O inverno de nossa desesperança foi publicado em 1961, um ano antes de Steinbeck ser laureado com o Prêmio Nobel de Literatura. Nesse livro o autor estadunidense conseguiu adentrar com êxito em um universo particular de um homem pressionado pelo seu entorno social e atormentado por dilemas pecuniário-escrupulosos, usando da narrativa em primeira pessoa para contar a história através dos olhos do protagonista, onde a desesperança do título (retirado de Shakespeare) é mostrada com uma sensibilidade deliciosa.

Tenho um carinho especial por esse livro. Dizer isso soa como se eu tivesse lido ele dezenas de vezes e já o conhecesse há bastante tempo, mas não é nada disso, já que o li não faz nem um mês. O carinho que tenho por esse livro advém principalmente pelo protagonista, Ethan Hawley, que, desde a leitura desse romance passou a ser um dos meus personagens prediletos.

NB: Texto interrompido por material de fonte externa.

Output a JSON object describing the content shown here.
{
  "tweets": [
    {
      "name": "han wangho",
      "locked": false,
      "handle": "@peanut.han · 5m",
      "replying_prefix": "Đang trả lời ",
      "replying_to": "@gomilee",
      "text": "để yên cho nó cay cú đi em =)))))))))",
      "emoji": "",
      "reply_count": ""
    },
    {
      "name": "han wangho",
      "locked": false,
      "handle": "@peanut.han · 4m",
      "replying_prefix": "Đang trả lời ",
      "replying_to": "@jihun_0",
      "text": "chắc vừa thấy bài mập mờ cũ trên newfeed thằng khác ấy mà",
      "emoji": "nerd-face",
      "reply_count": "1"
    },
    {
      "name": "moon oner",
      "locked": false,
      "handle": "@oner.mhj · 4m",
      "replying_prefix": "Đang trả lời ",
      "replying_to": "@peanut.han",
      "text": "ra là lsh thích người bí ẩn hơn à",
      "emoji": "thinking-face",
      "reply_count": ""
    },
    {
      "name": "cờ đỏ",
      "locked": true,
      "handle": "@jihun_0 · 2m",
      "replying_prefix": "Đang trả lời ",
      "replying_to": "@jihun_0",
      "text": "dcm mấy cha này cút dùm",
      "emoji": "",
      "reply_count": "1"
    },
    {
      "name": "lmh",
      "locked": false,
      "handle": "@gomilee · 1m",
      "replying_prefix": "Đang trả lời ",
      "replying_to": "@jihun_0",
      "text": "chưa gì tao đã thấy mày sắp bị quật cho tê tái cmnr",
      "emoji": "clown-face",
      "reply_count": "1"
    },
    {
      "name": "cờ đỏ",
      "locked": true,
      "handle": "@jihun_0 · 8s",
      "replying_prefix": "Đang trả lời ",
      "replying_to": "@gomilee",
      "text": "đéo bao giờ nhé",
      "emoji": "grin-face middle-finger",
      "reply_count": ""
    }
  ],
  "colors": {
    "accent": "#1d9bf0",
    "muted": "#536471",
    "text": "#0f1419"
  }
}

Primeiramente é preciso traçar as linhas gerais da trama: Ethan Hawley é empregado de uma mercearia em New Baytown, onde mora com sua esposa Mary Hawley e seus dois filhos Alen e Ellen. Os Hawleys tem um histórico familiar prodigioso, que conta com piratas e empresários baleeiros, ou seja, Ethan vive a sombra desses grandes Hawleys do passado, tendo que, ainda que implicitamente, cultivar e manter a grandiosidade e a honra de seus antepassados.

Até o terceiro capítulo a narração é em terceira pessoa, onisciente; mas a partir do quarto, o leitor mergulha na cabeça de Ethan Hawley, que passa a narrar suas aventuras e desventuras de modo sardônico e bem humorado, contornando suas mazelas e dificuldades materiais com muita sensatez.

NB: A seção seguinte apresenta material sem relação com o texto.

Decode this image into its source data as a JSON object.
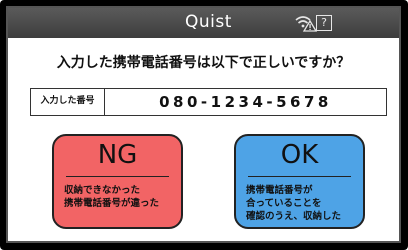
{
  "header": {
    "brand": "Quist",
    "icons": [
      "wifi-warning-icon",
      "help-icon"
    ],
    "help_glyph": "?"
  },
  "question": "入力した携帯電話番号は以下で正しいですか？",
  "number": {
    "label": "入力した番号",
    "value": "080-1234-5678"
  },
  "buttons": {
    "ng": {
      "title": "NG",
      "description": "収納できなかった\n携帯電話番号が違った",
      "color": "#f26465"
    },
    "ok": {
      "title": "OK",
      "description": "携帯電話番号が\n合っていることを\n確認のうえ、収納した",
      "color": "#4ea3e6"
    }
  }
}
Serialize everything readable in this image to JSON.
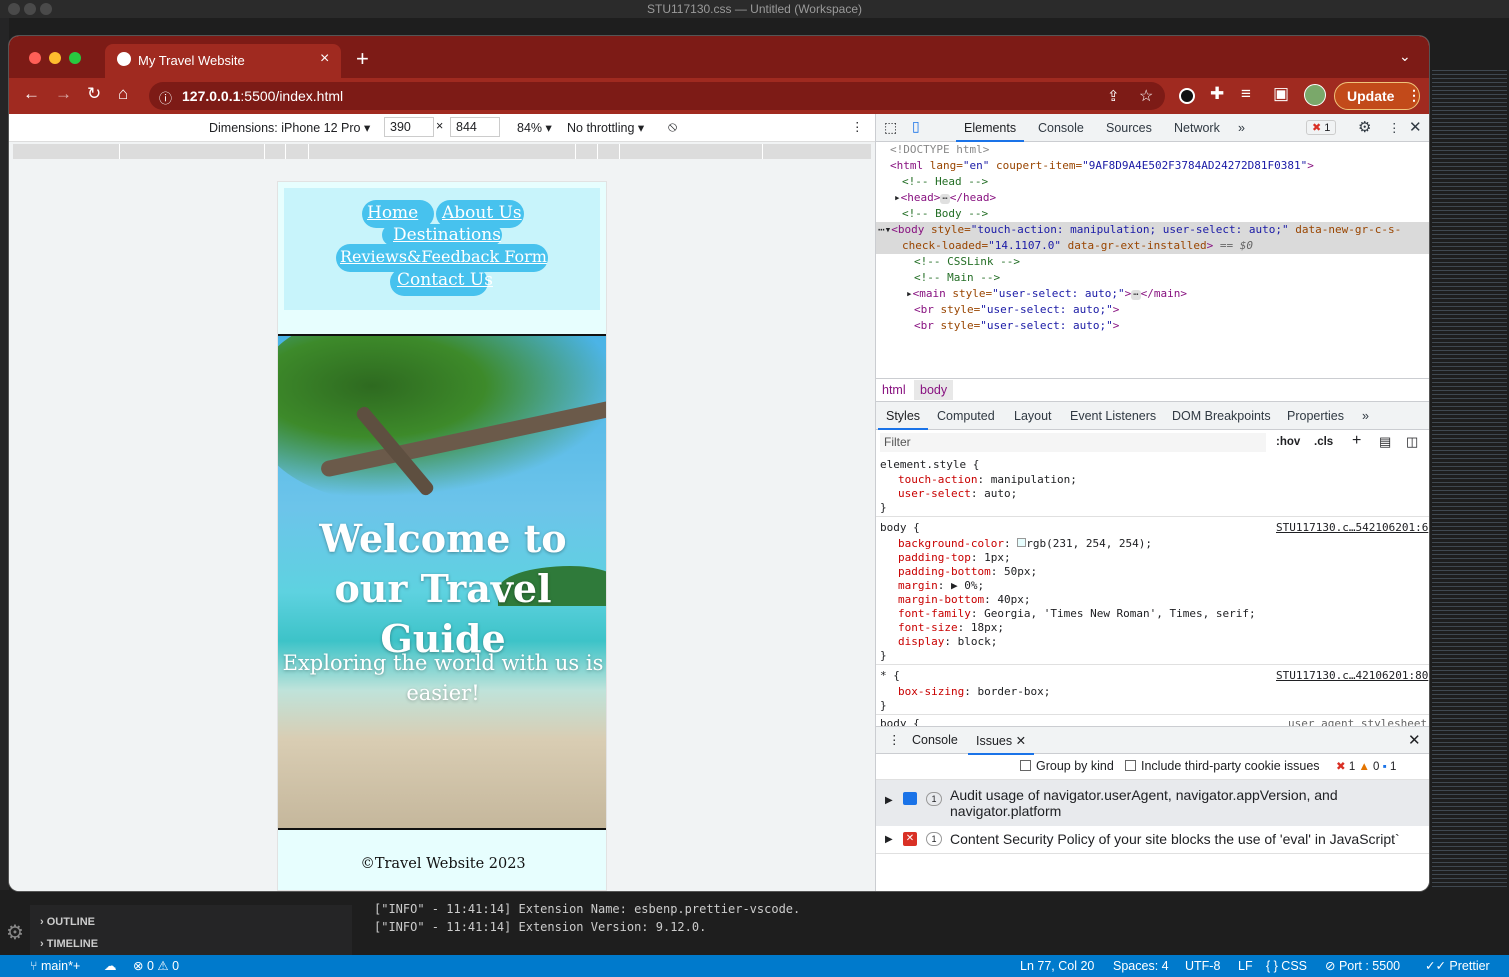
{
  "vscode": {
    "window_title": "STU117130.css — Untitled (Workspace)",
    "outline_label": "OUTLINE",
    "timeline_label": "TIMELINE",
    "terminal_lines": [
      "[\"INFO\" - 11:41:14] Extension Name: esbenp.prettier-vscode.",
      "[\"INFO\" - 11:41:14] Extension Version: 9.12.0."
    ],
    "status": {
      "branch": "main*+",
      "problems": "0",
      "warnings": "0",
      "position": "Ln 77, Col 20",
      "spaces": "Spaces: 4",
      "encoding": "UTF-8",
      "eol": "LF",
      "language": "CSS",
      "port": "Port : 5500",
      "formatter": "Prettier"
    }
  },
  "browser": {
    "tab_title": "My Travel Website",
    "url_host": "127.0.0.1",
    "url_rest": ":5500/index.html",
    "update_label": "Update",
    "device": {
      "dimensions_label": "Dimensions: iPhone 12 Pro",
      "width": "390",
      "height": "844",
      "zoom": "84%",
      "throttling": "No throttling"
    }
  },
  "site": {
    "nav": {
      "home": "Home",
      "about": "About Us",
      "destinations": "Destinations",
      "reviews": "Reviews&Feedback Form",
      "contact": "Contact Us"
    },
    "hero_title": "Welcome to our Travel Guide",
    "hero_subtitle": "Exploring the world with us is easier!",
    "footer": "©Travel Website 2023"
  },
  "devtools": {
    "tabs": [
      "Elements",
      "Console",
      "Sources",
      "Network"
    ],
    "error_count": "1",
    "dom": {
      "doctype": "<!DOCTYPE html>",
      "html_open_tag": "<html",
      "html_lang_attr": " lang=",
      "html_lang_val": "\"en\"",
      "html_coupert_attr": " coupert-item=",
      "html_coupert_val": "\"9AF8D9A4E502F3784AD24272D81F0381\"",
      "html_close": ">",
      "comment_head": "<!-- Head -->",
      "head_open": "<head>",
      "head_close": "</head>",
      "comment_body": "<!-- Body -->",
      "body_open": "<body",
      "body_style_attr": " style=",
      "body_style_val": "\"touch-action: manipulation; user-select: auto;\"",
      "body_gr_attr": " data-new-gr-c-s-",
      "body_gr_attr2": "check-loaded=",
      "body_gr_val": "\"14.1107.0\"",
      "body_ext_attr": " data-gr-ext-installed",
      "body_close": ">",
      "body_eq": " == $0",
      "comment_css": "<!-- CSSLink -->",
      "comment_main": "<!-- Main -->",
      "main_open": "<main",
      "main_style_attr": " style=",
      "main_style_val": "\"user-select: auto;\"",
      "main_close_bracket": ">",
      "main_close_tag": "</main>",
      "br_open": "<br",
      "br_style_attr": " style=",
      "br_style_val": "\"user-select: auto;\"",
      "br_close": ">"
    },
    "breadcrumbs": [
      "html",
      "body"
    ],
    "style_tabs": [
      "Styles",
      "Computed",
      "Layout",
      "Event Listeners",
      "DOM Breakpoints",
      "Properties"
    ],
    "filter_placeholder": "Filter",
    "hov": ":hov",
    "cls": ".cls",
    "rules": {
      "element_selector": "element.style {",
      "element_props": [
        {
          "name": "touch-action",
          "value": "manipulation;"
        },
        {
          "name": "user-select",
          "value": "auto;"
        }
      ],
      "body_selector": "body {",
      "body_source": "STU117130.c…542106201:6",
      "body_props": [
        {
          "name": "background-color",
          "value": "rgb(231, 254, 254);"
        },
        {
          "name": "padding-top",
          "value": "1px;"
        },
        {
          "name": "padding-bottom",
          "value": "50px;"
        },
        {
          "name": "margin",
          "value": "▶ 0%;"
        },
        {
          "name": "margin-bottom",
          "value": "40px;"
        },
        {
          "name": "font-family",
          "value": "Georgia, 'Times New Roman', Times, serif;"
        },
        {
          "name": "font-size",
          "value": "18px;"
        },
        {
          "name": "display",
          "value": "block;"
        }
      ],
      "star_selector": "* {",
      "star_source": "STU117130.c…42106201:80",
      "star_props": [
        {
          "name": "box-sizing",
          "value": "border-box;"
        }
      ],
      "ua_selector": "body {",
      "ua_source": "user agent stylesheet",
      "close_brace": "}"
    },
    "drawer_tabs": [
      "Console",
      "Issues"
    ],
    "group_by_kind": "Group by kind",
    "third_party": "Include third-party cookie issues",
    "issue_counts": {
      "errors": "1",
      "warnings": "0",
      "info": "1"
    },
    "issues": [
      {
        "count": "1",
        "text": "Audit usage of navigator.userAgent, navigator.appVersion, and navigator.platform"
      },
      {
        "count": "1",
        "text": "Content Security Policy of your site blocks the use of 'eval' in JavaScript`"
      }
    ],
    "colors": {
      "accent": "#1a73e8",
      "error": "#d93025",
      "warning": "#e37400"
    }
  }
}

Às vezes os subterfúgios de Ethan quase irritam, e você fica pensando: “Poxa, tu não vê o que é que está acontecendo?”, mas ele está atento a tudo, o bom humor não é uma forma de iludir-se ou escapismo, é a maneira com que ele lida com as adversidades do seu dia-a-dia, embora ele se mostra bastante atormentado em diversos momentos do livro, normalmente quando sai para caminhadas reflexivas noturnas. “Não há espaço para auto-complacência em um Hawley”, Ethan provavelmente diria, mesmo que esse seja um abismo que ele observa (e pelo qual é observado) a todo o momento.

Os fantasmas de seus antepassados lhe rondam os pensamentos e ele sente-se mal por ser um balconista de mercearia. Sua mulher, embora um rochedo de estabilidade, não consegue esconder por completo como gostaria que seu marido fosse mais abastado e tivesse mais status, mesmo seus filhos também o pressionam, querendo condições de vida melhores, mais brinquedos etc. Nesse dilema, Ethan começa a pensar em alternativas para contornar a situação e conseguir melhorar sua vida e sua família.

Steinbeck nos brinda com o dilema que muitas pessoas viveram e vivem até hoje em dia: qual o preço de um homem? Até onde vão os escrúpulos e a moral quando se trata de conseguir dinheiro e uma vida mais confortável para os seus? Até quando um homem pode agüentar a pressão de seu meio social sem adotar posturas extremas?

Nessa verdadeira “sinuca de bico” em que Ethan percebe os olhares maldososamente superiores e o burburinho discreto sobre sua condição (a condição de um Hawley!), é que ele resolve tomar uma atitude, fazer algo efetivo (e não necessariamente o mais politicamente correto) para mudar sua realidade.

O inverno da nossa desesperança retrata bem como a lógica “dinheirística” é impiedosa, e que as pressões sociais nesse sentido acabam gerando uma angústia nas pessoas que se vêem excluídas desse círculo de abastados. Os Hawleys podem talvez serem considerados uma classe média, que oscila entre os extremos da riqueza e da pobreza, cuja indefinição e instabilidade de uma vida de custos restritos acaba por interferir diretamente nas relações familiares e nas atitudes dos indivíduos.

Em 1962, quando da premiação do Nobel, a comissão proferiu que por O inverno de nossa desesperança, Steinbeck tinha “reconquistado sua posição como um arauto da verdade”. Não era para menos, estava aí uma daquelas obras que captam e transmitem como poucos o sentimento de muitas pessoas, traduzindo os anseios dos indivíduos, suas idéias e suas angústias, seus sonhos e seus tormentos; estava aí uma obra digna de um Prêmio Nobel de Literatura.